Escrito por Marjorie DeHey el 30/05/2017 a las 23:57:45
2437

(Co-founder of MediaMojos)

Marjorie DeHey

In the film and TV industry, there has been a lot of talk and hype about the potential of immersive Virtual and Augmented Reality and how these technologies are going to revolutionize the entertainment industry... much the way 3D film (remember that?) was going to be a massive game changer.
 

I have seen a lot of the emerging VR technologies from Occulus Rift to HTC HIVE to Samsung Gear VR to Sony Playstation VR.  Some of the technology is absolutely fantastic but how realistic is VR in the day-to-day enjoyment of entertainment?

 

Virtual Reality

Experiencing VR
Photograph: https://www.pexels.com/search/vr/

 

Research company Greenlight Insights forecasts that location-based virtual reality in movie theaters is going to become a significant part of the industry. In 2017, location-based VR will bring in $222 million (USD) worldwide but by 2021, that amount will have grown to almost $1.2 billion (USD). As a matter of course, Film/TV producers and broadcasters are keen to start experimenting with the technology now.

 

Is it time to strike while the iron is hot? Earlier this spring at the MIPTV industry conference in Cannes, VR was a major theme for producers, broadcasters and tech companies alike.  During one of the event's keynote addresses, HTC's Rikard Steiber said, "In virtual reality you can be anyone, you can go anywhere and you can create anything. We're just at the beginning of what the technology can do. It's a new platform: it's going to be the next mass medium."

 

VR holds the potential to rewrite the script for Hollywood. Last week, I was invited to speak on a panel at Digital Hollywood's - Spring 2017, where the focus was on the use of Virtual and Augmented Reality in Film and TV.  Conference tracks included such topics as "Women in Virtual Reality and Immersive Entertainment: Experiencing New Dimensions and Creative Experience;" "The Power of VR-AR: A New Language of Artistry - A Unique Moment of Commercial Possibility and Marketplace," and "The Future of Entertainment: VR Story Architects and Experience Designers".  At the Conference, panels analyzed revenue models around Virtual and Augmented Reality and discussed the potential of VR and AR.  Experts felt that the biggest growth in VR right now will be in gaming area and the live experience area.

 

The reality of Virtual and Augmented Reality will be how quickly consumers adopt the technology.  With headsets originally running upwards of $700 with limited content, at this time only die hard gamers and uber fans are committed to having VR /AR in their homes.  As the cost of headsets continue to lower (some headsets running under $100) and as content increases, it is consumer demand that will ultimately determine whether VR is a fad or a legitimate new genre of entertainment. 

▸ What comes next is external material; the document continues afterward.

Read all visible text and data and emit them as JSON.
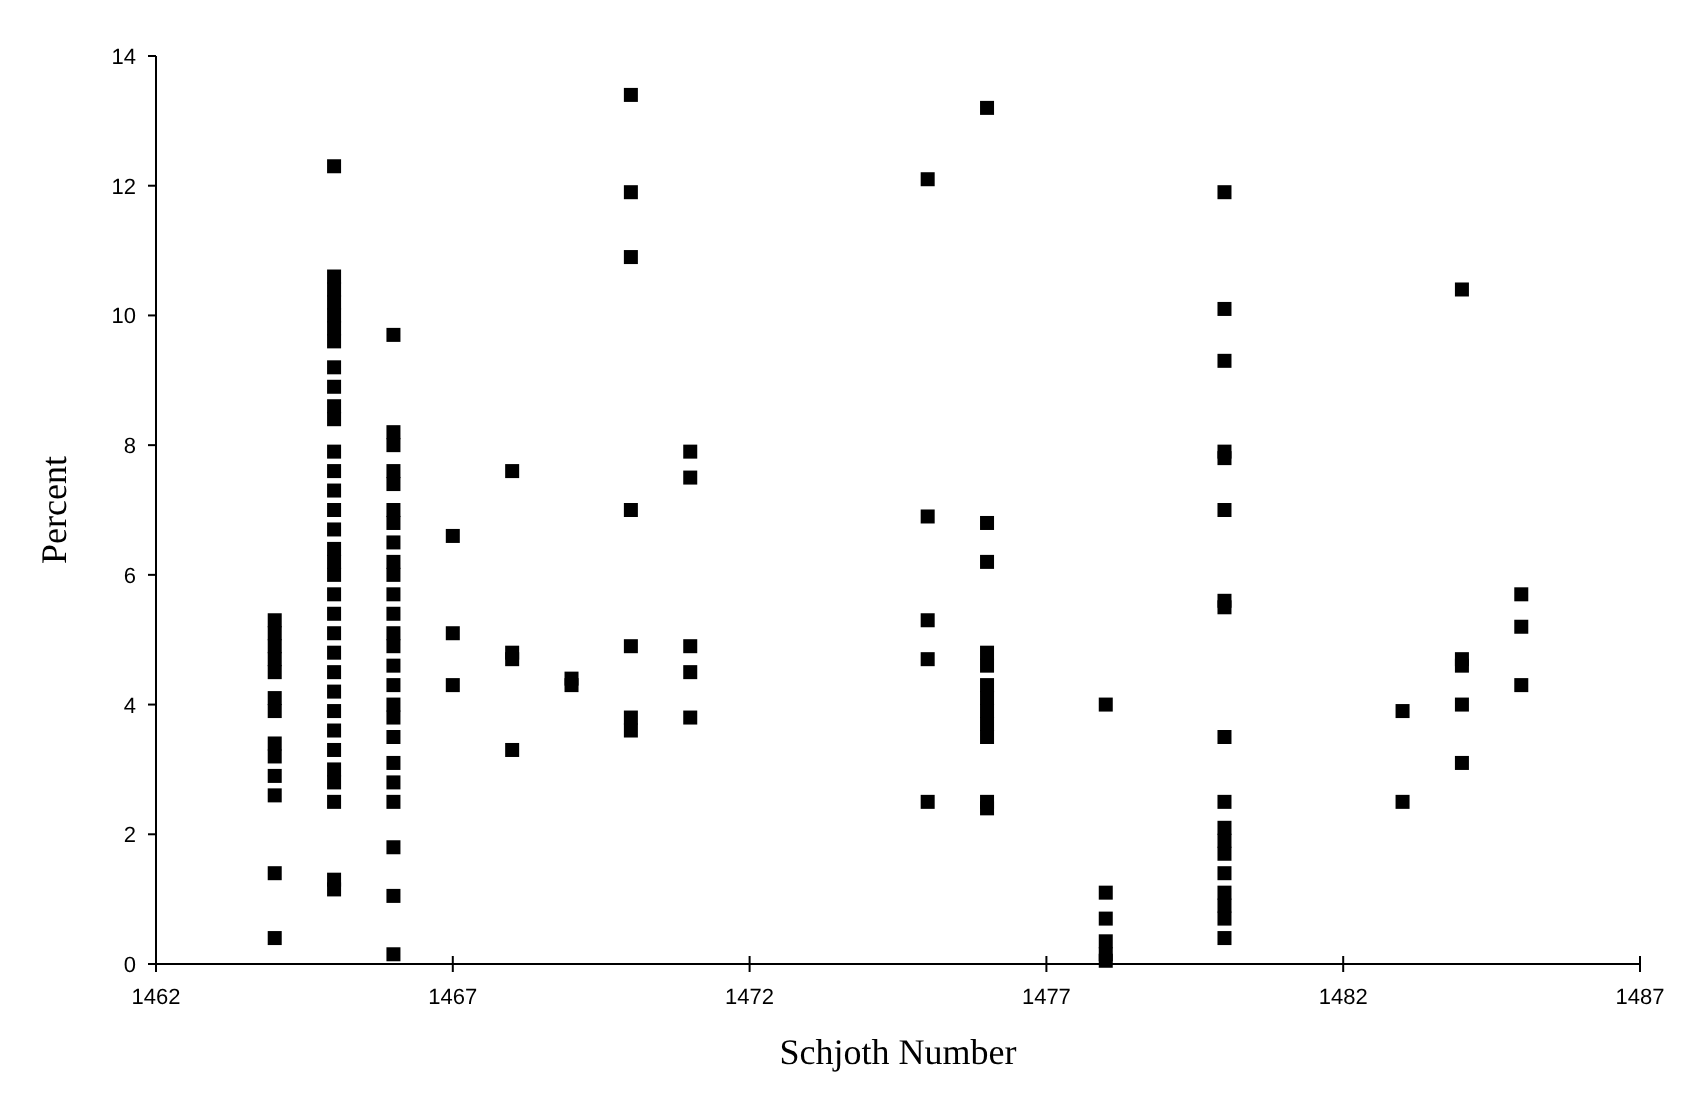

                                                                                                                             

At this moment in time, while VR movies and TV shows exist, the content and experiences are still very limited.  The concept is still so new, the possibilities so vast, it's hard to say what a VR movie or TV series should consist of, or even how to make one. Producers are constantly experimenting to determine what will attract the most viewers while also trying to justify the increased cost of filming in VR. The new medium poses creative challenges for directors and viewers alike. For example, if you can look anywhere your short attention span allows, how do filmmakers signify where the action is and how do they keep viewers focused on the narrative of the storyline?

 

While these are still early days, VR projects are beginning to appear at prominent film festivals like Sundance and earlier in May, the Tribeca Film Festival where 29 Virtual and Mixed Reality projects were featured.  The most buzzed about use of VR was at the very traditional film festival,  Cannes,  where Oscar-winning director Alejandro G. Inarritu and cinematographer Emmanuel Lubezki launched the first VR film to screen at Cannes, "Carne y Arena (Virtually Present, Physically Invisible."  Inarritu had viewers wander through a vast, dark sandy space as they virtually "experienced" what is was like for immigrants to cross the Mexican border into the U.S., complete with border guards arresting them.  Inarritu told filmmakers that they should not try this new medium unless they have "something to offer to VR."  For him, VR was a powerful way to tell an important story.

 

So, in my opinion, VR and AR still have kinks to be worked out, including the potentially off-putting aspects of VR's isolating nature and the difficulty of focusing users on linear story lines. What is exciting is that storytellers are no longer limited to the constraints of film, and stories can come to life in new, immersive, high-tech ways.  As shown by Inarritu, VR can be a compelling way to tell a valuable story and I will be exploring the possibilities and the "realities" of VR in upcoming columns.